Esquema 4 - Esquema da atenuação (Adaptação do esquema de Fontanille, 2007, p. 112).

 

Estes são os esquemas desenvolvidos para delimitar as variações tensivas e que formam o esquema da práxis enunciativa, que será explicado e aplicado no decorrer deste artigo.

 

O corpo como valor sagrado

Entre os trabalhos do Bakhtin fenomenólogo destaca-se seu estudo sobre o processo de construção do conceito de homem - entende-se, aqui, homem como valor. Bakhtin compreende que os valores éticos, estéticos e religiosos são fundamentais na formação do homem e que todos esses valores podem ser examinados no decorrer da história do corpo humano. Bakhtin reflete sobre a relação entre corpo interior e corpo exterior desde a pré-história até o estabelecimento do pensamento cristão.
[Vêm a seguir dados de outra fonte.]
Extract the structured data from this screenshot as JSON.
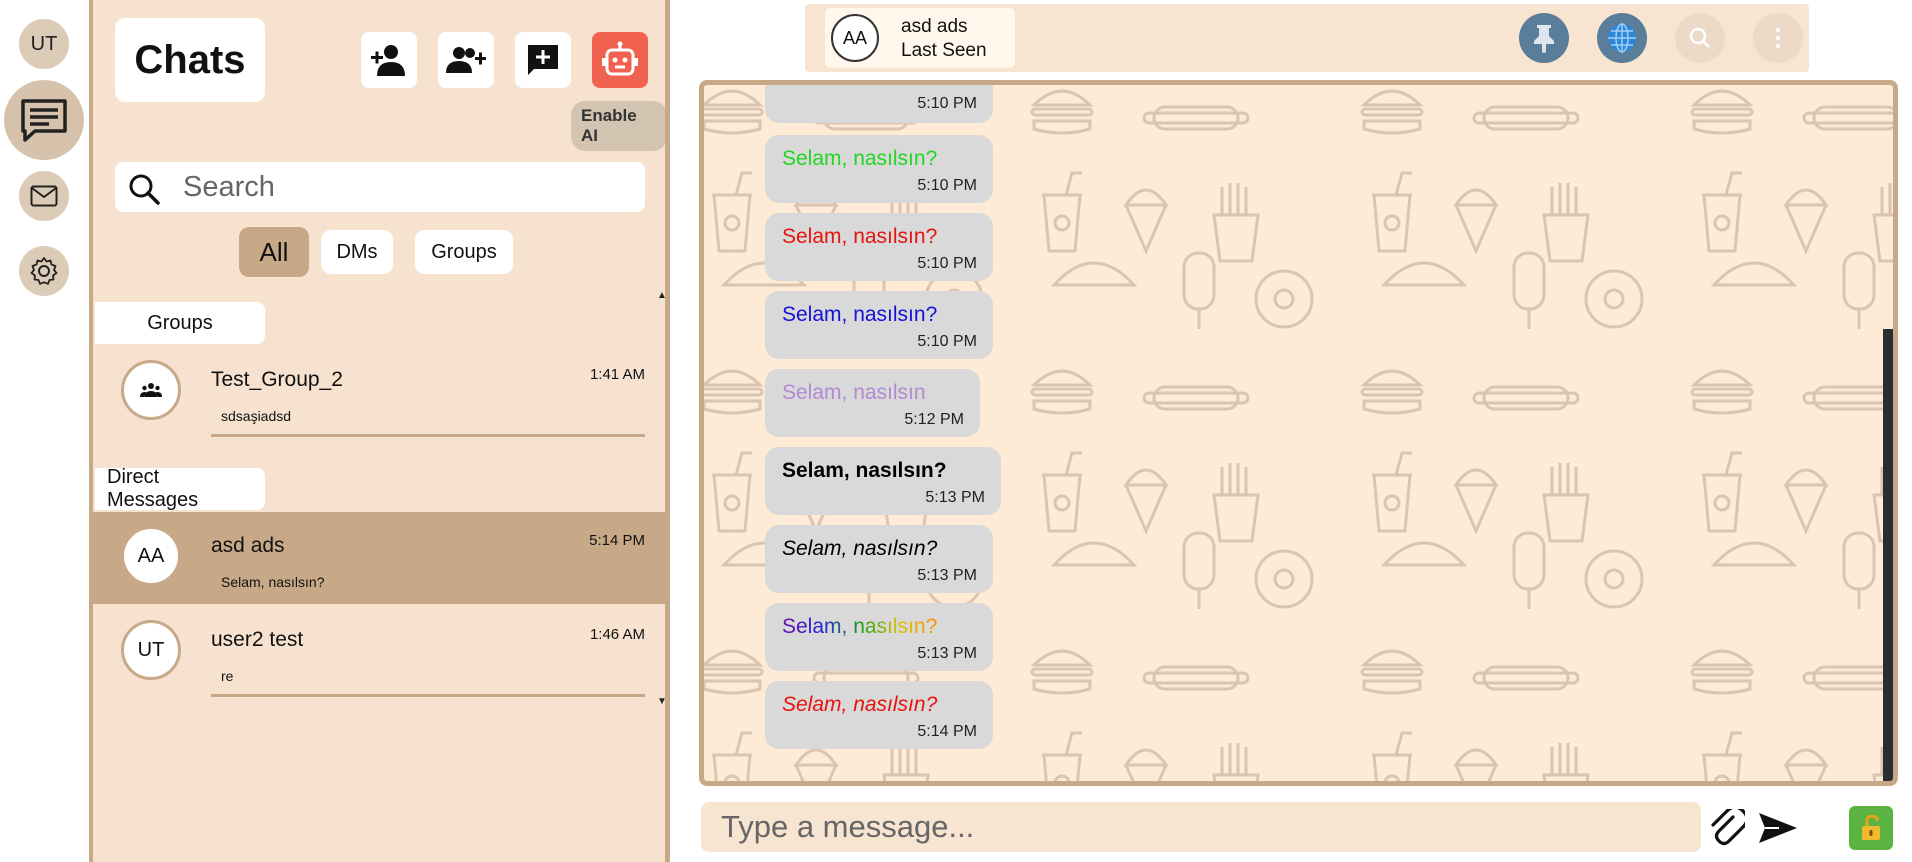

Na pré-história, o significado do corpo exterior (o outro) determinava o reconhecimento do conceito de homem. O corpo humano era valorizado em seu aspecto plástico e era por meio desse relacionamento estético que o homem primitivo se reconhecia e se instituía como ser. Quando predominava a noção de corpo exterior na concepção de homem, este se reconhecia e se fazia presente em termos plásticos:

"Assim era o homem na Antiguidade na época do seu florescimento. Todo o corpóreo era consagrado pela categoria de outro, vivenciado como valor imediato, e a autodeterminação significativa, internamente axiológica, subordinava-se à determinação externa através do outro e para o outro, o eu-para-mim dissolvia-se no eu-para-o-outro. Vivenciava-se o corpo interior como valor biológico [...] O reflexo gnosiológico e o idealismo puro estavam ausentes. O elemento sexual não predominava, de modo algum, ele é hostil à plasticidade." (Bakhtin, 2003, p. 49)
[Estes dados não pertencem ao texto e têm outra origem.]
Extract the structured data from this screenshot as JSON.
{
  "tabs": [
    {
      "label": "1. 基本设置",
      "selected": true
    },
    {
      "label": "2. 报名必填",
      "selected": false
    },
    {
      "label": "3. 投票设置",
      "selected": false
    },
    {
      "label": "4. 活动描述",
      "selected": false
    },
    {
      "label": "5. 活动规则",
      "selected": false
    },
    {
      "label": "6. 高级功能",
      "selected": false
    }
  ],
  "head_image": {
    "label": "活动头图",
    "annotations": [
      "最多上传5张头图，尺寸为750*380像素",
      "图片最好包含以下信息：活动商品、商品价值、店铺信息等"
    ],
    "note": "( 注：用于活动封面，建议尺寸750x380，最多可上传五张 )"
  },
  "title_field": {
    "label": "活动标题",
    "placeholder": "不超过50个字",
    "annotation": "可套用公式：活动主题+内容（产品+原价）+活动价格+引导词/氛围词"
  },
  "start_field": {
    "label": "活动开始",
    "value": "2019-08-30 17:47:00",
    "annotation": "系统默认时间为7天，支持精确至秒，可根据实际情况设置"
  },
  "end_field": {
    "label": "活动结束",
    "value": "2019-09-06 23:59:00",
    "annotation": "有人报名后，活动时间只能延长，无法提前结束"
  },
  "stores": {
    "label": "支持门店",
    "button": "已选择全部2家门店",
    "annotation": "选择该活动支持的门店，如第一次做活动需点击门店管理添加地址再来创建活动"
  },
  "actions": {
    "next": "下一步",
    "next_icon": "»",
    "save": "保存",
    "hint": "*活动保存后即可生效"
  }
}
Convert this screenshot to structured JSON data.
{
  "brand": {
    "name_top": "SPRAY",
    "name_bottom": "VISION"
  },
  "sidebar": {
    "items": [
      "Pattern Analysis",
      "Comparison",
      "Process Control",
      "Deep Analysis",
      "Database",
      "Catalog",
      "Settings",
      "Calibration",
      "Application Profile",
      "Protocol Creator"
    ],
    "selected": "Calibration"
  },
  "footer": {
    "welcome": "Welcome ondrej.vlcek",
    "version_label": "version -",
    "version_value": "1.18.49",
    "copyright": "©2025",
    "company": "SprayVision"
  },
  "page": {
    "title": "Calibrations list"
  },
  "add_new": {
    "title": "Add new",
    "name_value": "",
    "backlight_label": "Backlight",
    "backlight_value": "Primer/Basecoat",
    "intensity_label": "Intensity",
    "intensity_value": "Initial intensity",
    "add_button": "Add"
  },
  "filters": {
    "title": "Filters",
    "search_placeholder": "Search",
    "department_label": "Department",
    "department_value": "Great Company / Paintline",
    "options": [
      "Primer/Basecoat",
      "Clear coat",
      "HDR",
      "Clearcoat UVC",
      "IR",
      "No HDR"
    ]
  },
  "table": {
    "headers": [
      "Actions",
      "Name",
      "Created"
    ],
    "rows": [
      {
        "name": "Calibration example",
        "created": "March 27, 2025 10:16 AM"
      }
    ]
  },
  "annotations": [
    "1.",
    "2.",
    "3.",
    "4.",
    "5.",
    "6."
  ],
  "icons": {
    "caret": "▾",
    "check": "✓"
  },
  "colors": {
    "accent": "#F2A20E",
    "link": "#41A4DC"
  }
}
A relação que o homem pré-histórico tinha com seu corpo era de natureza plástica e predominavam os valores externos. A experiência com o corpo interior era desprovida de reflexões e idealizações e também não havia a relação entre a noção de divindade e o corpo interior, este era reconhecido só em seu aspecto biológico. O sexo, uma das formas mais antigas de relação entre o corpo humano e a ideia de divindade, era um elemento de pouco destaque, pois sua representação comprometia a noção estético/plástica do corpo exterior 1. O sexo é uma característica fundamental no desenvolvimento ético-estético-religioso do corpo humano, é por meio da sexualidade que o homem trava contato mais íntimo com o corpo interior:

"No movimento dionisíaco predomina o esbanjamento interior mas não solitário do corpo. Intensifica-se a sexualidade. Os limites plásticos começam a cair. O homem plasticamente acabado - o outro - afunda num vivenciamento intracorpóreo amorfo porém único. O eu-para-mim ainda não está isolado nem se contrapõe aos outros como categoria essencialmente distinta de vivenciamento do homem. O terreno para isto está apenas sendo preparado." (Bakhtin, 2003, p. 49)
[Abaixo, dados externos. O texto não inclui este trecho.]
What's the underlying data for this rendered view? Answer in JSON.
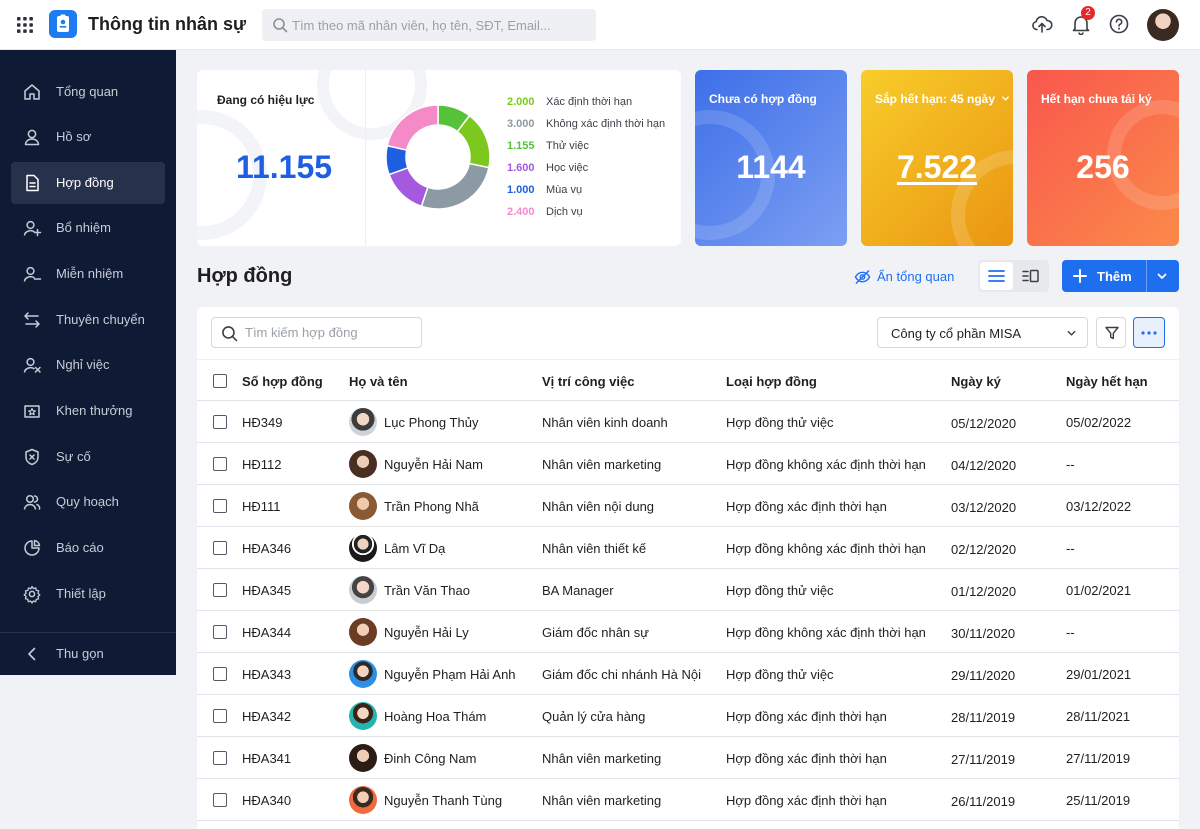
{
  "app": {
    "title": "Thông tin nhân sự"
  },
  "search": {
    "placeholder": "Tìm theo mã nhân viên, họ tên, SĐT, Email..."
  },
  "notifications": {
    "count": "2"
  },
  "sidebar": {
    "items": [
      {
        "label": "Tổng quan",
        "icon": "home-icon"
      },
      {
        "label": "Hồ sơ",
        "icon": "user-icon"
      },
      {
        "label": "Hợp đồng",
        "icon": "document-icon",
        "active": true
      },
      {
        "label": "Bổ nhiệm",
        "icon": "user-plus-icon"
      },
      {
        "label": "Miễn nhiệm",
        "icon": "user-minus-icon"
      },
      {
        "label": "Thuyên chuyển",
        "icon": "transfer-icon"
      },
      {
        "label": "Nghỉ việc",
        "icon": "user-x-icon"
      },
      {
        "label": "Khen thưởng",
        "icon": "award-icon"
      },
      {
        "label": "Sự cố",
        "icon": "shield-x-icon"
      },
      {
        "label": "Quy hoạch",
        "icon": "users-icon"
      },
      {
        "label": "Báo cáo",
        "icon": "chart-icon"
      },
      {
        "label": "Thiết lập",
        "icon": "gear-icon"
      }
    ],
    "collapse_label": "Thu gọn"
  },
  "summary": {
    "active": {
      "label": "Đang có hiệu lực",
      "value": "11.155",
      "breakdown": [
        {
          "value": "2.000",
          "label": "Xác định thời hạn",
          "color": "#7cc81e"
        },
        {
          "value": "3.000",
          "label": "Không xác định thời hạn",
          "color": "#8c9aa4"
        },
        {
          "value": "1.155",
          "label": "Thử việc",
          "color": "#55c23a"
        },
        {
          "value": "1.600",
          "label": "Học việc",
          "color": "#a35adf"
        },
        {
          "value": "1.000",
          "label": "Mùa vụ",
          "color": "#1d5fe0"
        },
        {
          "value": "2.400",
          "label": "Dịch vụ",
          "color": "#f58ac8"
        }
      ]
    },
    "no_contract": {
      "label": "Chưa có hợp đồng",
      "value": "1144"
    },
    "expiring": {
      "label": "Sắp hết hạn: 45 ngày",
      "value": "7.522"
    },
    "expired": {
      "label": "Hết hạn chưa tái ký",
      "value": "256"
    }
  },
  "section": {
    "title": "Hợp đồng",
    "hide_overview": "Ẩn tổng quan",
    "add_label": "Thêm"
  },
  "table": {
    "search_placeholder": "Tìm kiếm hợp đồng",
    "company": "Công ty cổ phần MISA",
    "columns": [
      "Số hợp đồng",
      "Họ và tên",
      "Vị trí công việc",
      "Loại hợp đồng",
      "Ngày ký",
      "Ngày hết hạn"
    ],
    "rows": [
      {
        "id": "HĐ349",
        "name": "Lục Phong Thủy",
        "position": "Nhân viên kinh doanh",
        "type": "Hợp đồng thử việc",
        "signed": "05/12/2020",
        "expires": "05/02/2022"
      },
      {
        "id": "HĐ112",
        "name": "Nguyễn Hải Nam",
        "position": "Nhân viên marketing",
        "type": "Hợp đồng không xác định thời hạn",
        "signed": "04/12/2020",
        "expires": "--"
      },
      {
        "id": "HĐ111",
        "name": "Trần Phong Nhã",
        "position": "Nhân viên nội dung",
        "type": "Hợp đồng xác định thời hạn",
        "signed": "03/12/2020",
        "expires": "03/12/2022"
      },
      {
        "id": "HĐA346",
        "name": "Lâm Vĩ Dạ",
        "position": "Nhân viên thiết kế",
        "type": "Hợp đồng không xác định thời hạn",
        "signed": "02/12/2020",
        "expires": "--"
      },
      {
        "id": "HĐA345",
        "name": "Trần Văn Thao",
        "position": "BA Manager",
        "type": "Hợp đồng thử việc",
        "signed": "01/12/2020",
        "expires": "01/02/2021"
      },
      {
        "id": "HĐA344",
        "name": "Nguyễn Hải Ly",
        "position": "Giám đốc nhân sự",
        "type": "Hợp đồng không xác định thời hạn",
        "signed": "30/11/2020",
        "expires": "--"
      },
      {
        "id": "HĐA343",
        "name": "Nguyễn Phạm Hải Anh",
        "position": "Giám đốc chi nhánh Hà Nội",
        "type": "Hợp đồng thử việc",
        "signed": "29/11/2020",
        "expires": "29/01/2021"
      },
      {
        "id": "HĐA342",
        "name": "Hoàng Hoa Thám",
        "position": "Quản lý cửa hàng",
        "type": "Hợp đồng xác định thời hạn",
        "signed": "28/11/2019",
        "expires": "28/11/2021"
      },
      {
        "id": "HĐA341",
        "name": "Đinh Công Nam",
        "position": "Nhân viên marketing",
        "type": "Hợp đồng xác định thời hạn",
        "signed": "27/11/2019",
        "expires": "27/11/2019"
      },
      {
        "id": "HĐA340",
        "name": "Nguyễn Thanh Tùng",
        "position": "Nhân viên marketing",
        "type": "Hợp đồng xác định thời hạn",
        "signed": "26/11/2019",
        "expires": "25/11/2019"
      }
    ]
  },
  "colors": {
    "accent": "#1e6ff0",
    "sidebar_bg": "#0f1b35",
    "value_blue": "#1d5fe0"
  }
}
Com o surgimento dos cultos de Dionísio, deus do vinho, da orgia e das artes, na Grécia arcaica, o homem passou a entrar em contato mais íntimo com a própria sexualidade e, dessa maneira, a reconhecer melhor seu corpo interior, carregado de emoções e sensações que o levavam ao êxtase. Tudo isso era favorecido pela sacralização da embriaguez e da sensualidade, que eram meios de se alcançar um estado divino de delírio dionisíaco e entrar em contato com o deus: a epifania. Foi desse modo que a plasticidade do corpo se atenuou e a relação com o interior do corpo se intensificou, a idéia de um elemento espiritual no corpo começou a se desenvolver. Mas o corpo ainda estava em vias de se espiritualizar.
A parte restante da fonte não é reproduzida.